The emotional heart might be the brief middle section where everything suddenly becomes very sustained. The harmonic rhythm (the pace at which chords change) almost enters a state of suspended animation. And then the strings take the piece off in a completely different and very violent direction. It's impossible not to wonder if there's an extra-musical reference being evoked in this piece from 2001.
The players here, performing under the Musicians From Marlboro banner, were admirably, and often rather unbelievably, expert: oboist Rudolph Vrbsky, violinist Susie Park, violist Samuel Rhodes, and cellist Priscilla Lee.
Rhodes brought a bonus track: the local premiere of Carter's Figment IV for solo viola, a punchy work composed last year and dedicated to Rhodes by the composer (whose engagement with dissonance seems unfazed by a 100th birthday on the horizon). This Figment, perhaps five minutes long, centers on certain pitches, but none seemed like home. Playing it a second time would have been the perfect way to give this audience a listening-key for unlocking some of Carter's legendary inscrutability.

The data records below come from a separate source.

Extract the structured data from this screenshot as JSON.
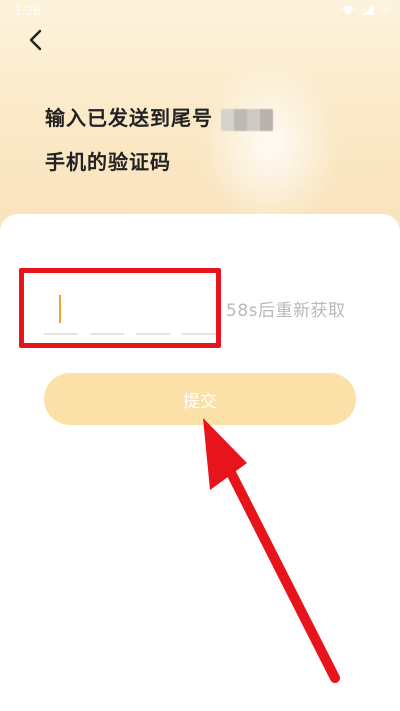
{
  "status_bar": {
    "time": "1:26"
  },
  "header": {
    "title_line1": "输入已发送到尾号",
    "title_line2": "手机的验证码"
  },
  "verification": {
    "code_length": 4,
    "resend_text": "58s后重新获取"
  },
  "actions": {
    "submit_label": "提交"
  },
  "colors": {
    "accent": "#f1a12b",
    "button_disabled": "#fbe0a7",
    "annotation_red": "#e8141b",
    "header_bg": "#fbe8c5"
  }
}
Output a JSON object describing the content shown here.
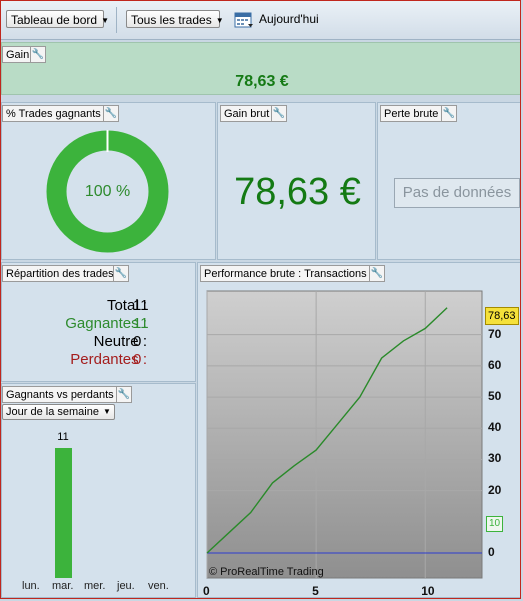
{
  "toolbar": {
    "view_select": "Tableau de bord",
    "trades_select": "Tous les trades",
    "date_label": "Aujourd'hui"
  },
  "gain_panel": {
    "title": "Gain",
    "value": "78,63 €"
  },
  "win_pct_panel": {
    "title": "% Trades gagnants",
    "value": "100 %",
    "percent": 100
  },
  "gross_gain_panel": {
    "title": "Gain brut",
    "value": "78,63 €"
  },
  "gross_loss_panel": {
    "title": "Perte brute",
    "no_data": "Pas de données"
  },
  "distribution_panel": {
    "title": "Répartition des trades",
    "rows": [
      {
        "label": "Total",
        "sep": " : ",
        "value": "11"
      },
      {
        "label": "Gagnantes",
        "sep": " : ",
        "value": "11"
      },
      {
        "label": "Neutre",
        "sep": " : ",
        "value": "0"
      },
      {
        "label": "Perdantes",
        "sep": " : ",
        "value": "0"
      }
    ]
  },
  "winners_losers_panel": {
    "title": "Gagnants vs perdants",
    "select": "Jour de la semaine",
    "days": [
      "lun.",
      "mar.",
      "mer.",
      "jeu.",
      "ven."
    ],
    "counts": [
      0,
      11,
      0,
      0,
      0
    ],
    "bar_label": "11"
  },
  "performance_panel": {
    "title": "Performance brute : Transactions",
    "watermark": "© ProRealTime Trading",
    "last_value_badge": "78,63",
    "marker_badge": "10"
  },
  "chart_data": {
    "type": "line",
    "x": [
      0,
      1,
      2,
      3,
      4,
      5,
      6,
      7,
      8,
      9,
      10,
      11
    ],
    "y": [
      0,
      6.5,
      13,
      22.5,
      28,
      33,
      41.5,
      50,
      62.5,
      68,
      72,
      78.63
    ],
    "xlim": [
      0,
      12.6
    ],
    "ylim": [
      -8,
      84
    ],
    "xticks": [
      "0",
      "5",
      "10"
    ],
    "yticks": [
      "70",
      "60",
      "50",
      "40",
      "30",
      "20",
      "0"
    ],
    "baseline": 0,
    "grid": true
  },
  "colors": {
    "line": "#2a8a2a",
    "baseline": "#2b3bd0",
    "accent_green": "#3cb33c",
    "badge_yellow": "#f5e13a"
  }
}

Park, Lee, Rhodes and violinist Harumi Rhodes opened with a polished and quite expressive Haydn String Quartet in D major (Op. 20, No. 4, Hob. III:34). And Lee and the two Rhodeses were joined by pianist Ieva Jokubaviciute in Schumann's Piano Quartet in E flat major (Op. 47). No one is a bigger Schumann fan than this listener, but even I had to admit this is not his most urgent or concentrated artistic statement. Still, each player, in his or her way, made a compelling argument - Lee with her probing phrasing, violinist Rhodes in some charismatic moments of triumph, and Jokubaviciute with a big personality communicated through a sound of great refinement and presence.